Personalised Medicine Approaches in Ovarian Cancer
with a focus on HGSOC
Published: 1 September 2025
High-grade serous ovarian cancer (HGSOC) remains one of the most lethal gynaecologic malignancies, with poor survival rates and few effective treatments. Rather than being driven by a high mutational load, HGSOC progression is often governed by epigenetic dysregulation and enhancer reprogramming, processes that foster tumour plasticity and therapeutic resistance. These enhancer and super-enhancer elements represent critical levers for tailoring treatment to an individual patient’s tumour biology.
One of the promises in treatment of HGSOC is personalised medicine.

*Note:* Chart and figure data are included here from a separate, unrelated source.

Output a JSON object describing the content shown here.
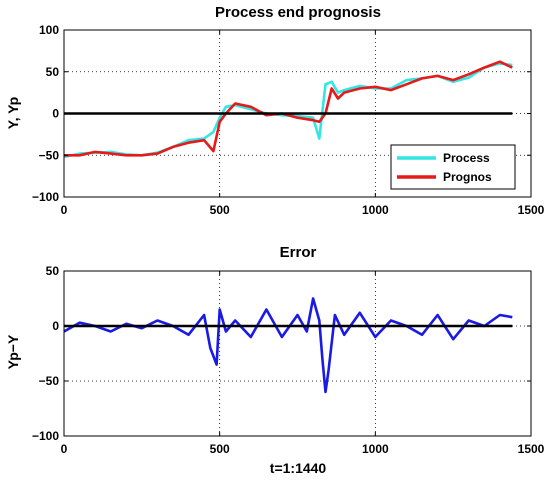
{
  "chart_data": [
    {
      "type": "line",
      "title": "Process end prognosis",
      "xlabel": "",
      "ylabel": "Y,  Yp",
      "xlim": [
        0,
        1500
      ],
      "ylim": [
        -100,
        100
      ],
      "xticks": [
        0,
        500,
        1000,
        1500
      ],
      "yticks": [
        -100,
        -50,
        0,
        50,
        100
      ],
      "grid": true,
      "legend": "bottom-right",
      "zero_line": 0,
      "series": [
        {
          "name": "Process",
          "color": "#33e6e6",
          "x": [
            0,
            50,
            100,
            150,
            200,
            250,
            300,
            350,
            400,
            450,
            480,
            500,
            520,
            550,
            600,
            650,
            700,
            750,
            800,
            820,
            840,
            860,
            880,
            900,
            950,
            1000,
            1050,
            1100,
            1150,
            1200,
            1250,
            1300,
            1350,
            1400,
            1440
          ],
          "y": [
            -52,
            -48,
            -47,
            -46,
            -49,
            -50,
            -47,
            -40,
            -32,
            -30,
            -22,
            -5,
            8,
            10,
            5,
            0,
            -2,
            -3,
            -5,
            -30,
            35,
            38,
            25,
            28,
            33,
            30,
            30,
            40,
            42,
            45,
            38,
            43,
            55,
            60,
            58
          ]
        },
        {
          "name": "Prognos",
          "color": "#e61a1a",
          "x": [
            0,
            50,
            100,
            150,
            200,
            250,
            300,
            350,
            400,
            450,
            480,
            500,
            520,
            550,
            600,
            650,
            700,
            750,
            800,
            820,
            840,
            860,
            880,
            900,
            950,
            1000,
            1050,
            1100,
            1150,
            1200,
            1250,
            1300,
            1350,
            1400,
            1440
          ],
          "y": [
            -50,
            -50,
            -46,
            -48,
            -50,
            -50,
            -48,
            -40,
            -35,
            -32,
            -45,
            -10,
            0,
            12,
            8,
            -2,
            0,
            -5,
            -8,
            -10,
            0,
            30,
            18,
            25,
            30,
            32,
            28,
            35,
            42,
            45,
            40,
            47,
            55,
            62,
            55
          ]
        }
      ]
    },
    {
      "type": "line",
      "title": "Error",
      "xlabel": "t=1:1440",
      "ylabel": "Yp−Y",
      "xlim": [
        0,
        1500
      ],
      "ylim": [
        -100,
        50
      ],
      "xticks": [
        0,
        500,
        1000,
        1500
      ],
      "yticks": [
        -100,
        -50,
        0,
        50
      ],
      "grid": true,
      "zero_line": 0,
      "series": [
        {
          "name": "",
          "color": "#1a1ae6",
          "x": [
            0,
            50,
            100,
            150,
            200,
            250,
            300,
            350,
            400,
            450,
            470,
            490,
            500,
            520,
            550,
            600,
            650,
            700,
            750,
            780,
            800,
            820,
            830,
            840,
            850,
            870,
            900,
            950,
            1000,
            1050,
            1100,
            1150,
            1200,
            1250,
            1300,
            1350,
            1400,
            1440
          ],
          "y": [
            -5,
            3,
            0,
            -5,
            2,
            -2,
            5,
            0,
            -8,
            10,
            -20,
            -35,
            15,
            -5,
            5,
            -10,
            15,
            -10,
            10,
            -5,
            25,
            5,
            -30,
            -60,
            -40,
            10,
            -8,
            12,
            -10,
            5,
            0,
            -8,
            10,
            -12,
            5,
            0,
            10,
            8
          ]
        }
      ]
    }
  ]
}
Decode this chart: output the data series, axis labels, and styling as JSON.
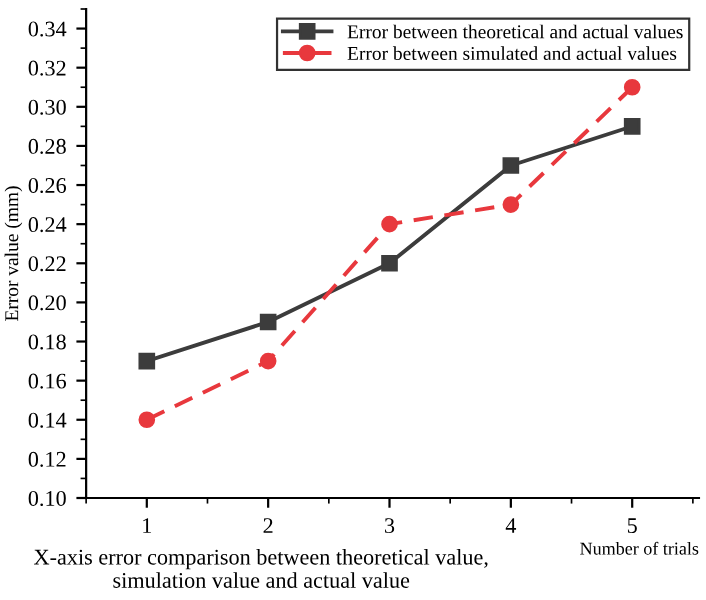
{
  "chart_data": {
    "type": "line",
    "xlabel": "Number of trials",
    "ylabel": "Error value (mm)",
    "annotations": [
      "X-axis error comparison between theoretical value, simulation value and actual value"
    ],
    "x": [
      1,
      2,
      3,
      4,
      5
    ],
    "series": [
      {
        "name": "Error between theoretical and actual values",
        "color": "#3c3c3c",
        "values": [
          0.17,
          0.19,
          0.22,
          0.27,
          0.29
        ],
        "marker": "square",
        "line_style": "solid"
      },
      {
        "name": "Error between simulated and actual values",
        "color": "#e8383d",
        "values": [
          0.14,
          0.17,
          0.24,
          0.25,
          0.31
        ],
        "marker": "circle",
        "line_style": "dashed"
      }
    ],
    "xlim": [
      0.5,
      5.55
    ],
    "xticks": [
      1,
      2,
      3,
      4,
      5
    ],
    "ylim": [
      0.1,
      0.35
    ],
    "yticks": [
      {
        "value": 0.1,
        "label": "0.10"
      },
      {
        "value": 0.12,
        "label": "0.12"
      },
      {
        "value": 0.14,
        "label": "0.14"
      },
      {
        "value": 0.16,
        "label": "0.16"
      },
      {
        "value": 0.18,
        "label": "0.18"
      },
      {
        "value": 0.2,
        "label": "0.20"
      },
      {
        "value": 0.22,
        "label": "0.22"
      },
      {
        "value": 0.24,
        "label": "0.24"
      },
      {
        "value": 0.26,
        "label": "0.26"
      },
      {
        "value": 0.28,
        "label": "0.28"
      },
      {
        "value": 0.3,
        "label": "0.30"
      },
      {
        "value": 0.32,
        "label": "0.32"
      },
      {
        "value": 0.34,
        "label": "0.34"
      }
    ],
    "grid": false,
    "legend": "top right"
  }
}
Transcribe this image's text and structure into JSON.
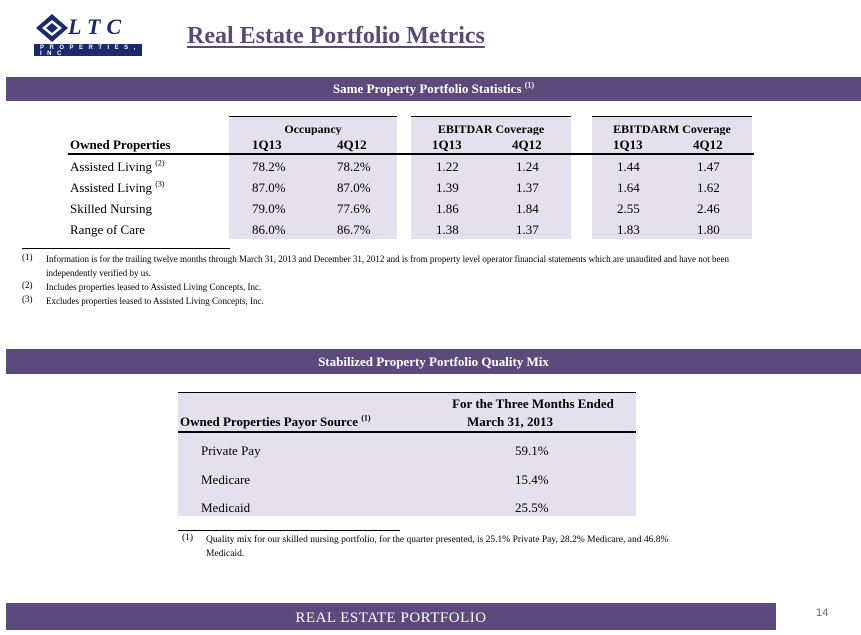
{
  "logo": {
    "word": "LTC",
    "sub": "PROPERTIES, INC"
  },
  "title": "Real Estate Portfolio Metrics",
  "section1": {
    "band": "Same Property Portfolio Statistics",
    "band_sup": "(1)",
    "groups": [
      "Occupancy",
      "EBITDAR Coverage",
      "EBITDARM Coverage"
    ],
    "row_header": "Owned Properties",
    "periods": [
      "1Q13",
      "4Q12",
      "1Q13",
      "4Q12",
      "1Q13",
      "4Q12"
    ],
    "rows": [
      {
        "label": "Assisted Living",
        "sup": "(2)",
        "values": [
          "78.2%",
          "78.2%",
          "1.22",
          "1.24",
          "1.44",
          "1.47"
        ]
      },
      {
        "label": "Assisted Living",
        "sup": "(3)",
        "values": [
          "87.0%",
          "87.0%",
          "1.39",
          "1.37",
          "1.64",
          "1.62"
        ]
      },
      {
        "label": "Skilled Nursing",
        "sup": "",
        "values": [
          "79.0%",
          "77.6%",
          "1.86",
          "1.84",
          "2.55",
          "2.46"
        ]
      },
      {
        "label": "Range of Care",
        "sup": "",
        "values": [
          "86.0%",
          "86.7%",
          "1.38",
          "1.37",
          "1.83",
          "1.80"
        ]
      }
    ],
    "footnotes": [
      {
        "num": "(1)",
        "text": "Information is for the trailing twelve months through March 31, 2013 and December 31, 2012 and is from property level operator financial statements which are unaudited and have not been independently verified by us."
      },
      {
        "num": "(2)",
        "text": "Includes properties leased to Assisted Living Concepts, Inc."
      },
      {
        "num": "(3)",
        "text": "Excludes properties leased to Assisted Living Concepts, Inc."
      }
    ]
  },
  "section2": {
    "band": "Stabilized Property Portfolio Quality Mix",
    "row_header": "Owned Properties Payor Source",
    "row_header_sup": "(1)",
    "col_header_line1": "For the Three Months Ended",
    "col_header_line2": "March 31, 2013",
    "rows": [
      {
        "label": "Private Pay",
        "value": "59.1%"
      },
      {
        "label": "Medicare",
        "value": "15.4%"
      },
      {
        "label": "Medicaid",
        "value": "25.5%"
      }
    ],
    "footnote": {
      "num": "(1)",
      "text": "Quality mix for our skilled nursing portfolio, for the quarter presented, is 25.1% Private Pay, 28.2% Medicare, and 46.8% Medicaid."
    }
  },
  "footer": {
    "band": "REAL ESTATE PORTFOLIO",
    "page_number": "14"
  }
}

Personalised medicine focuses on matching the most suitable therapy and dose to the needs of each individual patient. Rather than adopting a “one-size-fits-all” strategy, it recognises that people vary in their genes, environment and lifestyle, and that these differences influence how they experience illness and respond to treatment.
While the terms precision medicine and personalised medicine are sometimes used interchangeably, there is a subtle distinction. Precision medicine concentrates on identifying the molecular or genetic features of a disease in order to select targeted interventions, often at the level of a patient subgroup. Personalised medicine, in contrast, goes a step further by considering the whole person, including their preferences, social context and overall health, to design a plan that is both scientifically targeted and individually appropriate.

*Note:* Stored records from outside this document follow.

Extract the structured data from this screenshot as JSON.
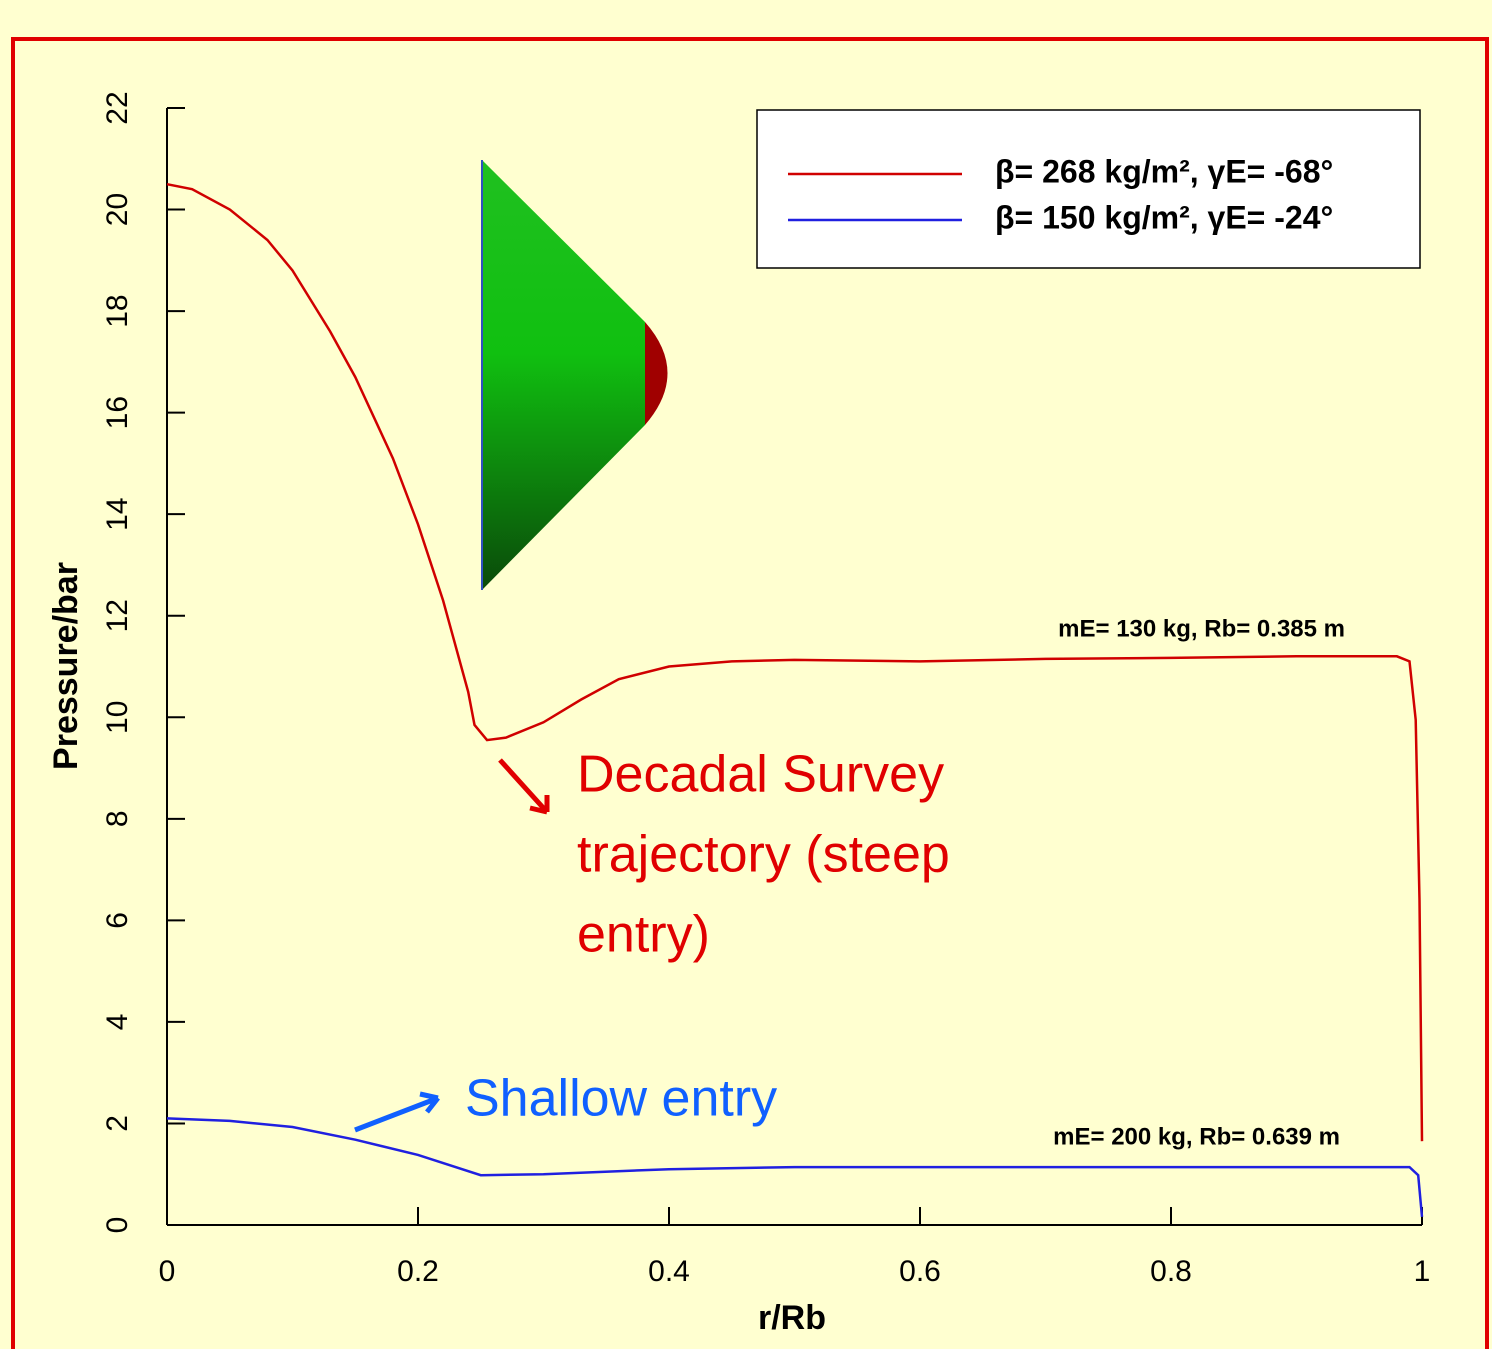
{
  "chart_data": {
    "type": "line",
    "x_label": "r/Rb",
    "y_label": "Pressure/bar",
    "xlim": [
      0,
      1
    ],
    "xticks": [
      0,
      0.2,
      0.4,
      0.6,
      0.8,
      1
    ],
    "ylim": [
      0,
      22
    ],
    "yticks": [
      0,
      2,
      4,
      6,
      8,
      10,
      12,
      14,
      16,
      18,
      20,
      22
    ],
    "legend": "top-right",
    "series": [
      {
        "name": "β= 268 kg/m², γE= -68°",
        "color": "#d00000",
        "x": [
          0,
          0.02,
          0.05,
          0.08,
          0.1,
          0.13,
          0.15,
          0.18,
          0.2,
          0.22,
          0.24,
          0.245,
          0.255,
          0.27,
          0.3,
          0.33,
          0.36,
          0.4,
          0.45,
          0.5,
          0.6,
          0.7,
          0.8,
          0.9,
          0.98,
          0.99,
          0.995,
          0.998,
          1.0
        ],
        "values": [
          20.5,
          20.4,
          20.0,
          19.4,
          18.8,
          17.6,
          16.7,
          15.1,
          13.8,
          12.3,
          10.5,
          9.85,
          9.55,
          9.6,
          9.9,
          10.35,
          10.75,
          11.0,
          11.1,
          11.13,
          11.1,
          11.15,
          11.17,
          11.2,
          11.2,
          11.1,
          9.95,
          6.4,
          1.65
        ]
      },
      {
        "name": "β= 150 kg/m², γE= -24°",
        "color": "#2020e0",
        "x": [
          0,
          0.05,
          0.1,
          0.15,
          0.2,
          0.25,
          0.3,
          0.4,
          0.5,
          0.7,
          0.9,
          0.99,
          0.997,
          1.0
        ],
        "values": [
          2.1,
          2.05,
          1.93,
          1.68,
          1.38,
          0.98,
          1.0,
          1.1,
          1.14,
          1.14,
          1.14,
          1.14,
          0.98,
          0.16
        ]
      }
    ],
    "annotations": {
      "red_curve_note": "mE= 130 kg, Rb= 0.385 m",
      "blue_curve_note": "mE= 200 kg, Rb= 0.639 m",
      "steep_label": [
        "Decadal Survey",
        "trajectory (steep",
        "entry)"
      ],
      "shallow_label": "Shallow entry"
    }
  }
}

Beyond choosing therapies, personalised medicine also aims to sharpen diagnostic accuracy, estimate an individual’s risk of developing a condition, and intervene early to prevent progression or complications.
This work outlines machine-learning–enabled frameworks for personalised medicine, designed to single-cell datasets in order to expose patient-specific therapeutic vulnerabilities. Multi-omic data, including single-cell epigenomic and transcriptomic profiles, were integrated to map non-coding somatic single nucleotide variants (SNVs) in cis-regulatory elements (CREs) and their interactions at cellular resolution. Dimensionality reduction and lineage tracking methods revealed malignant subpopulations that may demand distinct therapeutic strategies.
To capture CREs-driven dependencies, deep neural networks (convolutional and recurrent architectures) were trained for sequence-based CREs classification, with attention layers highlighting key transcription factors in each patient sample. Transfer learning from large reference epigenomic resources (ENCODE/ROADMAP) allowed accurate modelling even in data-scarce ovarian cohorts, a crucial step for real-world personalised care.
Downstream integration with transcription-factor scoring, DepMap essentiality screens, and protein–interaction networks (STRING, CORUM, STITCH) pinpointed patient-specific CREs-regulated transcription-factor complexes and druggable pathways.
Together, these enhancer-centric, transfer-learning ML approaches demonstrate how regulatory-genomic insights can be translated into precision treatment plans, bringing truly personalised medicine closer to reality for individuals with high-grade serous ovarian cancer.